Volviendo al tema de la innecesaridad de la intensidad del rojo, lo bueno es que la vida de nadie depende de esa decisión. Como mucho, el humor de tu jefe. Pero, psé, eso tampoco va a quitarte el sueño. Ése ha sido tu concepto del trabajo desde siempre. Que es necesario para ALGUIEN, pero no imprescindible para TU vida ¿Qué mierda es esa de vivir colgado del teléfono, de llamar todos los días para comprobar que todas las piezas del puzle siguen en su sitio? ¿Eres acaso tú el pegamento? ¿Es el puzle de tu vida? Si alguna de las respuestas es no, chaval, respira hondo.

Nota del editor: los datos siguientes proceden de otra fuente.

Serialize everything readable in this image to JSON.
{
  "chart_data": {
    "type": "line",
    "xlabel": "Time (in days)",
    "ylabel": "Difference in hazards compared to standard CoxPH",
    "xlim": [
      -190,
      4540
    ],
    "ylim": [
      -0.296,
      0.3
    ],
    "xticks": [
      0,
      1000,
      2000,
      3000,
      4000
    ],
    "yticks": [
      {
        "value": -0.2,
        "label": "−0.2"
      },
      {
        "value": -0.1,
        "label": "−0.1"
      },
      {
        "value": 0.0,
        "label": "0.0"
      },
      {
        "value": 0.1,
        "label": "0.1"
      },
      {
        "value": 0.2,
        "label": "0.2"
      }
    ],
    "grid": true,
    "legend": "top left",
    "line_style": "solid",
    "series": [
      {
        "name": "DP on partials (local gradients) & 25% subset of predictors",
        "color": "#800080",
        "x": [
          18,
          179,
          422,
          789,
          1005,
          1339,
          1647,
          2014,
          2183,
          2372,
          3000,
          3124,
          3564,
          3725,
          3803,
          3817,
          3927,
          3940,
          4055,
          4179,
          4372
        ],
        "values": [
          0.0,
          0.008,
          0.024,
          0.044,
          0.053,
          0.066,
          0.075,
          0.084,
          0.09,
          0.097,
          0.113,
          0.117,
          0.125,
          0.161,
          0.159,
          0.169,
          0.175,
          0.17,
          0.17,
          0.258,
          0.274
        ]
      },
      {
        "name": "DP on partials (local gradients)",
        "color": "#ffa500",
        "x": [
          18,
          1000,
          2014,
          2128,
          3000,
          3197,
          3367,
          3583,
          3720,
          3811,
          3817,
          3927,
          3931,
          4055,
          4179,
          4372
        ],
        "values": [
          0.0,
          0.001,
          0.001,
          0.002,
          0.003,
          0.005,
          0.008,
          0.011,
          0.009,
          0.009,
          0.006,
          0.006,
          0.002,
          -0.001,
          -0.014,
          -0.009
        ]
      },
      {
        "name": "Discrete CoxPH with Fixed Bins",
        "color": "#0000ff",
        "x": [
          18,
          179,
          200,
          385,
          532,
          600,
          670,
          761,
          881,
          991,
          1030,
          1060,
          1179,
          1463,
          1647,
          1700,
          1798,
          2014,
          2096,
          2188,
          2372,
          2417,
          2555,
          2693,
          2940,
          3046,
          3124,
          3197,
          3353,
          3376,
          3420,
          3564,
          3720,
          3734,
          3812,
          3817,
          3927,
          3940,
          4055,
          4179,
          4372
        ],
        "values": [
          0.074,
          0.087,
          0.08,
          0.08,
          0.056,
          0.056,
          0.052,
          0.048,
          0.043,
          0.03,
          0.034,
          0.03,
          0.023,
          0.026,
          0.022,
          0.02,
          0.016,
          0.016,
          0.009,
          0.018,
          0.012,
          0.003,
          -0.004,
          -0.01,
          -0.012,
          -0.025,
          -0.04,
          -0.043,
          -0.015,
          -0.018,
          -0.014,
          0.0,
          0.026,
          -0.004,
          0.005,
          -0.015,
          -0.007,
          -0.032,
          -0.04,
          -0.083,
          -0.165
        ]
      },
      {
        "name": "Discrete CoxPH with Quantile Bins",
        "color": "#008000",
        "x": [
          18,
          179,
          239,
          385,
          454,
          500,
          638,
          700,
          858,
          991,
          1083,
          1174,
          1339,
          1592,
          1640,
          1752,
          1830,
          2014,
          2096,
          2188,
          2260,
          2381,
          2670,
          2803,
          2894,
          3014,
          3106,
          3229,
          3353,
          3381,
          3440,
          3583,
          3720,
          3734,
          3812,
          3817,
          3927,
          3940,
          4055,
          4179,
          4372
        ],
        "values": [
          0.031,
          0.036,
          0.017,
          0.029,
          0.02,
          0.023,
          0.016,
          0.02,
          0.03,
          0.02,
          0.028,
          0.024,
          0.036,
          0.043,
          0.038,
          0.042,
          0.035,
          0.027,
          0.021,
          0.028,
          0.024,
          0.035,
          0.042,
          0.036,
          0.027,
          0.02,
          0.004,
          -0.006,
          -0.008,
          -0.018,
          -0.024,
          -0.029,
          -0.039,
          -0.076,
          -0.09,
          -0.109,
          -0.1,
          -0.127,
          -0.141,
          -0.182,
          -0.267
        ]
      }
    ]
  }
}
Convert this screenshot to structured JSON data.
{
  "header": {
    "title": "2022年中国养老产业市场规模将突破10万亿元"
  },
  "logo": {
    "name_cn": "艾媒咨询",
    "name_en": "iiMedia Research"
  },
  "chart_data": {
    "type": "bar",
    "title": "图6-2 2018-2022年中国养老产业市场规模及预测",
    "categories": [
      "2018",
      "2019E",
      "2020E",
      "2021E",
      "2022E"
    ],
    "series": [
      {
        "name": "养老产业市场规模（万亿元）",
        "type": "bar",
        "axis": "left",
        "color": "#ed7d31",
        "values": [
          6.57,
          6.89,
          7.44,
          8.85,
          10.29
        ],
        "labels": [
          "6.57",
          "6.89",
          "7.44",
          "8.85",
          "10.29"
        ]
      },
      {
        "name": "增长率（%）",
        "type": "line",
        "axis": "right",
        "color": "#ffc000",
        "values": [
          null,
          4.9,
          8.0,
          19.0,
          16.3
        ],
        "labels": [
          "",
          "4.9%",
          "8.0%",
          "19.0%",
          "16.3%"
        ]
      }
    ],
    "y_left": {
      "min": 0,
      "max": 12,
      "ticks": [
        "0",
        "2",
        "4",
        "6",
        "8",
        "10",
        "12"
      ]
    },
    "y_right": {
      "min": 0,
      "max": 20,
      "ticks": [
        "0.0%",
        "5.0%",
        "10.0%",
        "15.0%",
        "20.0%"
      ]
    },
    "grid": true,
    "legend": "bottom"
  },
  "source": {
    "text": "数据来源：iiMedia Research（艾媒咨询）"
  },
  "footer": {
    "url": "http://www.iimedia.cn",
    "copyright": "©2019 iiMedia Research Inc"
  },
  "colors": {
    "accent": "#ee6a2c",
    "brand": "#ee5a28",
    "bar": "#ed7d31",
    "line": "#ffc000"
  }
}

Hay cosas que se inventaron para angustiarnos, otras (las que más) no se inventaron: están ahí para disfrutar de ellas. Ésas son las que debería de valer, pero como somos tan estúpidos, nos empeñamos en buscarnos algo que nos haga infelices para sentirnos imprescindibles.
No puedo faltar un día más, me necesitan. Eh, tú, que cuando no existían los móviles el sol salía por el Este igual que ahora. Nadie le pegaba un toque desde el otro lado para recordarle que tenía que salir. Cuelga el maldito aparato y céntrate en lo que de verdad importa, en las cosas que sólo vas a tener una vez y que quizá, cuando tu teléfono ya no esté a la moda, hayan desaparecido
¿Y quién llamarás entonces? ¿Al 112? ¿Para qué?
Quizá ya no haya nadie para cogértelo. Y el rojo seguirá siendo rojo.
Natalia Pérez Cameo, Zaragoza, Noviembre 2012
domingo, 30 de septiembre de 2012
EL OTOÑO DEL PP
Chaná chaná chananananáááááá. No. Siguen sin gustarte las gaviotas. Y no, no has decidido meterte donde no te llaman. Estás metida donde no te ha quedado otro remedio.
Mamá, este otoño he pensado que me voy a afiliar al PP. No vamos a entrar en reacciones.
El caso es que, lo mires por donde lo mires, ha sido un mes realmente cojonudo. El PP, a veces, es una pasada. Vale sí, hay otras cosas que han ayudado, pero chsst, que eso no le importa a nadie. Coges un bolígrafo y haces memoria a ver a ver, qué he hecho yo de interesante últimamente. Para empezar, hacer y deshacer maletas, que suele ser un ejercicio que tonifica todos los músculos del cuerpo y alguno del alma; gastas agua, detergente, tiempo, paciencia y energía. Aprovechas para discutir con alguien y más o menos (pero solo más o menos) mantiene la mente ocupada.
Por lo demás, has maquillado el currículum, el portfolio y has desarrollado la inútil, banal y pútrida actividad de imaginarte ejerciendo el trabajo de tus sueños. O lo que es más inútil, banal y pútrido: te has imaginado haciendo todas esas cosas que el trabajo te permitiría hacer. Lo bueno del PP es que te deja pensar. Alabado sea el pensamiento, que muchas veces no sirve más que para fastidiarla.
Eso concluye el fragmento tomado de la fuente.